In The Steppenwolf by Herman Hesse, Harry Haller, the protagonist of the novel, is a man of nearly fifty years of age, tired and pessimistic, sick of body and spirit; strange, unsociable, mysterious, full of talent and with an unlimited capacity for suffering. He is an introvert, punished by painful experiences, who feels ill at ease in the material world that surrounds him and seeks the truth through every experience imaginable; moreover, he is an individual who struggles with the two opposite natures that inhabit him: the spiritual and the instinctive.
Harry feels bored, unhappy, dissatisfied with himself. One day he rebels against this mediocrity and irrelevance that has marked his life; he requires some strong experience which will shake the monotony of his everyday existence.
Almost near suicide, he meet Armanda, a young and beautiful girl who is sensual, joyful and earthy, as opposed to the dark, pessimistic and intellectual nature of Harry. Armanda teaches Harry to enjoy the pleasures of life, the simple and small details that can make existence bearable: dancing, eating, laughing all provide release for the Steppenwolf, a man who doesn’t know how to laugh.
On one occasion Armanda commands him to learn to love, even a low and vulgar love. She introduces him to Maria, an instinctive creature, a sensual, physical symbol of love. A woman who is at the same time innocent and perverted; she teaches him pleasures unknown and, along with Pablo, a saxophone player in a jazz band, introduces Harry into the world of opium. However, the Steppenwolf is not completely happy, feeling a void for something inexplicable.

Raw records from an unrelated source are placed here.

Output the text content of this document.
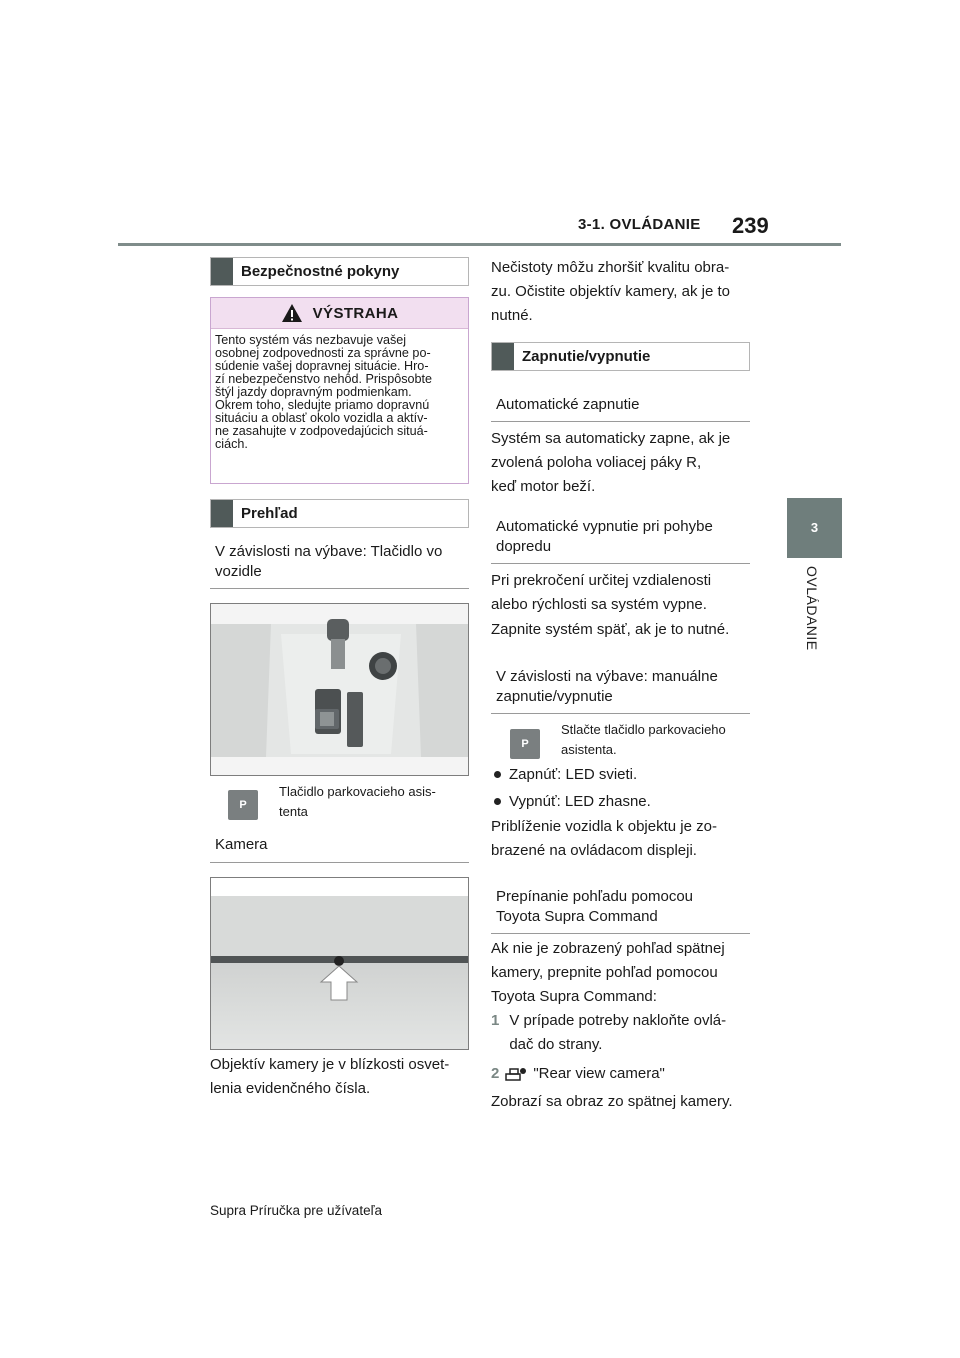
3-1. OVLÁDANIE 239
3
OVLÁDANIE
Bezpečnostné pokyny
VÝSTRAHA
Tento systém vás nezbavuje vašej
osobnej zodpovednosti za správne po-
súdenie vašej dopravnej situácie. Hro-
zí nebezpečenstvo nehôd. Prispôsobte
štýl jazdy dopravným podmienkam.
Okrem toho, sledujte priamo dopravnú
situáciu a oblasť okolo vozidla a aktív-
ne zasahujte v zodpovedajúcich situá-
ciách.
Prehľad
V závislosti na výbave: Tlačidlo vo
vozidle
P
Tlačidlo parkovacieho asis-
tenta
Kamera
Objektív kamery je v blízkosti osvet-
lenia evidenčného čísla.
Nečistoty môžu zhoršiť kvalitu obra-
zu. Očistite objektív kamery, ak je to
nutné.
Zapnutie/vypnutie
Automatické zapnutie
Systém sa automaticky zapne, ak je
zvolená poloha voliacej páky R,
keď motor beží.
Automatické vypnutie pri pohybe
dopredu
Pri prekročení určitej vzdialenosti
alebo rýchlosti sa systém vypne.
Zapnite systém späť, ak je to nutné.
V závislosti na výbave: manuálne
zapnutie/vypnutie
P
Stlačte tlačidlo parkovacieho
asistenta.
Zapnúť: LED svieti.
Vypnúť: LED zhasne.
Priblíženie vozidla k objektu je zo-
brazené na ovládacom displeji.
Prepínanie pohľadu pomocou
Toyota Supra Command
Ak nie je zobrazený pohľad spätnej
kamery, prepnite pohľad pomocou
Toyota Supra Command:
1 V prípade potreby nakloňte ovlá-
dač do strany.
2 "Rear view camera"
Zobrazí sa obraz zo spätnej kamery.
Supra Príručka pre užívateľa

This novel concludes with a symbolic happening: during a masked ball, to which Haller is invited by Armanda, he identifies with that environment full of dance, music, and the enjoyment of worldly pleasures. Harry thinks that there is something magical about it and he confuses reality and fantasy. At that moment Harry “wakes up” and takes full awareness of things. Then there are scenes that carry a deep allegorical sense as there is a splitting of Harry’s soul; on the one hand, his yearning and tendency to the sublime; on the other, his attachment to worldly things. In a surreal and dreamlike climate, Armanda and Pablo appear, and they lead him to the “magic theater”, which represents the entire complexity of life. At one point Harry discovers to Armanda with Pablo, naked, after making love; then he kills her, that is to say, annihilating what dearest in his life. Harry is tried and executed. But once again to awaken and discover that everything has been a dream, a hallucination, a tragic and terrible simulation within the fascinating game of life.
The Steppenwolf by Herman Hesse portrays society in a particular way, showing the terrible dehumanizing effects that a society which lacks solidarity and communication, through its main character, a lonely and isolated individual who encounters great difficulty in interacting with the world.